Mrs. Fabian shrugged her shoulders. "I certainly shan't waste my time chaperoning you two cousins at this late day," she answered.

On the afternoon following Eliza met Kathleen coming across the field. She looked at her in surprise, for instead of khaki the girl was wearing a filmy white gown whose length was lifted from the clover and buttercups, and carried over her arm.

Eliza looked admiringly at the lithe figure, and the deep eyes that beamed kindly upon her.

"No wonder you are startled, Eliza; I am going to sit for my portrait," she said, clasping Miss Brewster's hard hand.

"You look as if you was ready for your wedding," returned Eliza.

"I should like it to be here if I ever have one," said Kathleen; and Eliza watched the rose-color spread from the girl's cheek to her brow, while the young eyes kept their steady, kind regard; then she inquired of Eliza as to the winter.

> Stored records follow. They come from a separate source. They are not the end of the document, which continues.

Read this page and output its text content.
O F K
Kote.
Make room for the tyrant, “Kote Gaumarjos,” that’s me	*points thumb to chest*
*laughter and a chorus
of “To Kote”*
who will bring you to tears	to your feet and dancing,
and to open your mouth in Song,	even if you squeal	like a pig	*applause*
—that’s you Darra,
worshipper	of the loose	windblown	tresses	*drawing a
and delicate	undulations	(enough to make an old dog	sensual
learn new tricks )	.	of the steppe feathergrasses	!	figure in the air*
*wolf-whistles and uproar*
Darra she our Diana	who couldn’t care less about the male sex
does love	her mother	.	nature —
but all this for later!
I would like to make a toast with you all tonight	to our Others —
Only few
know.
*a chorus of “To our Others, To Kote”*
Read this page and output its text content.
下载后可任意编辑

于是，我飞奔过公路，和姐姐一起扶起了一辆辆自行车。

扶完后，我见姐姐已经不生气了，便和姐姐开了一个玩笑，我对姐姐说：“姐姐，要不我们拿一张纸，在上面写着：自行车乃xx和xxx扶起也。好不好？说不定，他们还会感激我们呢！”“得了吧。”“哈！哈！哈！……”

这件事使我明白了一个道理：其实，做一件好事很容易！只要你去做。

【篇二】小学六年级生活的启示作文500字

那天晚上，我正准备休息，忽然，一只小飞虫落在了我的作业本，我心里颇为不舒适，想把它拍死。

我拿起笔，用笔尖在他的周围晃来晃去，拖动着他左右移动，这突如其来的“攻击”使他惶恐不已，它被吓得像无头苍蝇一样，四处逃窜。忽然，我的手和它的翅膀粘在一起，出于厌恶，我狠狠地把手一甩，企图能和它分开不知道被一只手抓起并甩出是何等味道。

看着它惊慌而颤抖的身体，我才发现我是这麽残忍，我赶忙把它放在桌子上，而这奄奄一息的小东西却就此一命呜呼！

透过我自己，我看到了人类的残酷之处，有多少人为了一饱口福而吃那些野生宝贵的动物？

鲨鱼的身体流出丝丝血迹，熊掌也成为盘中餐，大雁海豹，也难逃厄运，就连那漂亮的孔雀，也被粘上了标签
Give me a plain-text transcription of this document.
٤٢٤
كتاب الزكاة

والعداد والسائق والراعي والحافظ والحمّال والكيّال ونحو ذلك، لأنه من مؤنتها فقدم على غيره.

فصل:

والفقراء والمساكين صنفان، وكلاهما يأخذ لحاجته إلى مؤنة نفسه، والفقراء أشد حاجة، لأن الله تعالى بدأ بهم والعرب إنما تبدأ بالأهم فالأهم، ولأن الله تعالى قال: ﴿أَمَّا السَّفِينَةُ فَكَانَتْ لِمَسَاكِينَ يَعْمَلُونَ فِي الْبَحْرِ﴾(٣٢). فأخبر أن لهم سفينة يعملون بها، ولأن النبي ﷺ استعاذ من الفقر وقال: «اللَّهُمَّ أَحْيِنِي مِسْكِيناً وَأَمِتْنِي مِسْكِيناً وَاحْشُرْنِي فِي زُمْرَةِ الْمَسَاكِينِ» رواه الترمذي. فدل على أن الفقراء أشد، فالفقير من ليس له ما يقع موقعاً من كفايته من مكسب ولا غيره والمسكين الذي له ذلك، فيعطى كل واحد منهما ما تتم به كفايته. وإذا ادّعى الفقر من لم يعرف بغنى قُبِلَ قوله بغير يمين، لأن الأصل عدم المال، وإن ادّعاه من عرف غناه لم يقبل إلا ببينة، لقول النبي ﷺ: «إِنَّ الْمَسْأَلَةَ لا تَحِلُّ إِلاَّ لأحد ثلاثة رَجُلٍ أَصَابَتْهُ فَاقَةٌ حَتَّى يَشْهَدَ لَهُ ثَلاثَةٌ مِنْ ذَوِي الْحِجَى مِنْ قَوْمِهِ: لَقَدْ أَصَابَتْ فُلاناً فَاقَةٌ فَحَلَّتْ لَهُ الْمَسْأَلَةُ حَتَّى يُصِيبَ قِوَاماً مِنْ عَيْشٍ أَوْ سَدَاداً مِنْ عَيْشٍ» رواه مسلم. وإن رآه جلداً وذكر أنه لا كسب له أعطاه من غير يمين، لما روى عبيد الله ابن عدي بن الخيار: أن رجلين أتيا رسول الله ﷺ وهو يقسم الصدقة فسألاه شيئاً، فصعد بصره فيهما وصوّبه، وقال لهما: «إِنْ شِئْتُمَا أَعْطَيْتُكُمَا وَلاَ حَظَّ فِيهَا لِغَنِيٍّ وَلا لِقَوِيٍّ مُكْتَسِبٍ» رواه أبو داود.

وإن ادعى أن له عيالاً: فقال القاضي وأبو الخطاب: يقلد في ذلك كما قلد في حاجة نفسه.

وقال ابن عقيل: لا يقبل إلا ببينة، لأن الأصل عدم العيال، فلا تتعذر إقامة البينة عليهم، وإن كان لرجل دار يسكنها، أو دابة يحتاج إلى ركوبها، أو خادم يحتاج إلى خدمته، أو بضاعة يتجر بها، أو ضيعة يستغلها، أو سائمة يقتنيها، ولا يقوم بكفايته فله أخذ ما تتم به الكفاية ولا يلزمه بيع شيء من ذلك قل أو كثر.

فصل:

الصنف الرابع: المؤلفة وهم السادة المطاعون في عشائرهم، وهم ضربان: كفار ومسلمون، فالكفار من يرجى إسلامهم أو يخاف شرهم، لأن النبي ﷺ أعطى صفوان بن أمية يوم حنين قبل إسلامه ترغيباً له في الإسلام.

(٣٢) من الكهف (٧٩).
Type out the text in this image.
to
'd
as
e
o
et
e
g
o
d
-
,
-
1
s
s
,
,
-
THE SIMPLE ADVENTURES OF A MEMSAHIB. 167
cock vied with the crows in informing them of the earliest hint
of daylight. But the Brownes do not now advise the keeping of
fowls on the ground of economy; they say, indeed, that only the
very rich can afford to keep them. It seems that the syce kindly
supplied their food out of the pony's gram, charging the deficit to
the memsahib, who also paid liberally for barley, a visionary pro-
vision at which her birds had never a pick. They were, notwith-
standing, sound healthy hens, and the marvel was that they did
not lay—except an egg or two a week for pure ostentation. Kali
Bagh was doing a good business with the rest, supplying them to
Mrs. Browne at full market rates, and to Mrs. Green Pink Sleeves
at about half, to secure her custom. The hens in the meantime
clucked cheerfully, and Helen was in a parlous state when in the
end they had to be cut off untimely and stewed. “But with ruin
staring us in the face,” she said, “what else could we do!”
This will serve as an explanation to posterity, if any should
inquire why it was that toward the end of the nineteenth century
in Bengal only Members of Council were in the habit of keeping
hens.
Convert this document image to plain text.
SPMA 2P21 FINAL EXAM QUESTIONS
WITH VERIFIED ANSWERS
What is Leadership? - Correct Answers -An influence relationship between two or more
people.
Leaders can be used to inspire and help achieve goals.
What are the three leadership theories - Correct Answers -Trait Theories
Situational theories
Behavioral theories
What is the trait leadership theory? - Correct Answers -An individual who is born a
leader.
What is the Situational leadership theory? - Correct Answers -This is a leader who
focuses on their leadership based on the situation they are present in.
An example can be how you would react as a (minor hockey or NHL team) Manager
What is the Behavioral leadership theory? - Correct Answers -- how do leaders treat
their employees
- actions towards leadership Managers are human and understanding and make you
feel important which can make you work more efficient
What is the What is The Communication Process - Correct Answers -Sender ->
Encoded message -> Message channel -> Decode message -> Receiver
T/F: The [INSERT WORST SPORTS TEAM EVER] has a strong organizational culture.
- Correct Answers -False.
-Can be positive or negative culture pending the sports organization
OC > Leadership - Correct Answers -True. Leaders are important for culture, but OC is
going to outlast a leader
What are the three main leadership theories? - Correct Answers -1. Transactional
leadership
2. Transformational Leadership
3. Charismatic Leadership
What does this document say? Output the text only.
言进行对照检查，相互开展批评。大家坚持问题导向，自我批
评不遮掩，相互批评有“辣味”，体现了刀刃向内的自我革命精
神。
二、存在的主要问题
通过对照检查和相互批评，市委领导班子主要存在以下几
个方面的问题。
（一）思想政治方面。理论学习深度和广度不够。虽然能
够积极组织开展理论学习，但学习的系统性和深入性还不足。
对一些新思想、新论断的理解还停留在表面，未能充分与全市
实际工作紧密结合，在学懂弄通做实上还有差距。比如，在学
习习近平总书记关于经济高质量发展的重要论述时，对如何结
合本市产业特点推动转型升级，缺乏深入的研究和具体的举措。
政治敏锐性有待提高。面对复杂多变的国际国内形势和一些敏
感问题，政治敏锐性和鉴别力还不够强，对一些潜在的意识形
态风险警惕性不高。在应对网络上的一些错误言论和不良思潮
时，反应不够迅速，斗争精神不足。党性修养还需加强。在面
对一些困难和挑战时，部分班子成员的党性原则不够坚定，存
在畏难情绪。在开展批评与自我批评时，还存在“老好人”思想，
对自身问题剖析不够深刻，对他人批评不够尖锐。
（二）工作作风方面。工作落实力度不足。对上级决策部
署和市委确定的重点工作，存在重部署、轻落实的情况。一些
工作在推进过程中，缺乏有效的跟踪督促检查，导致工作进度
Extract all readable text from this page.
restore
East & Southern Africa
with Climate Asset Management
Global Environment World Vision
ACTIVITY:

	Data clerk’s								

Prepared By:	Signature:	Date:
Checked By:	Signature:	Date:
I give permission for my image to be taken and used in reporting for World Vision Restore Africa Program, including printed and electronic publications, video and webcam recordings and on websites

"I do believe she kind o' likes me for his sake," thought Eliza, standing still to look after the slender, graceful figure when Kathleen moved on amid the daisies and clover.

"She's a flower herself. That's what she is, and Mr. Philip didn't go as red as a beet for nothin' when I spoke yesterday. He thinks she's above him. There ain't anybody above him!"

Whatever was the errand that had brought Eliza into the field this afternoon she abandoned it, and turned slowly back toward the farmhouse, glancing often at the Villa through whose door the slender white figure had disappeared.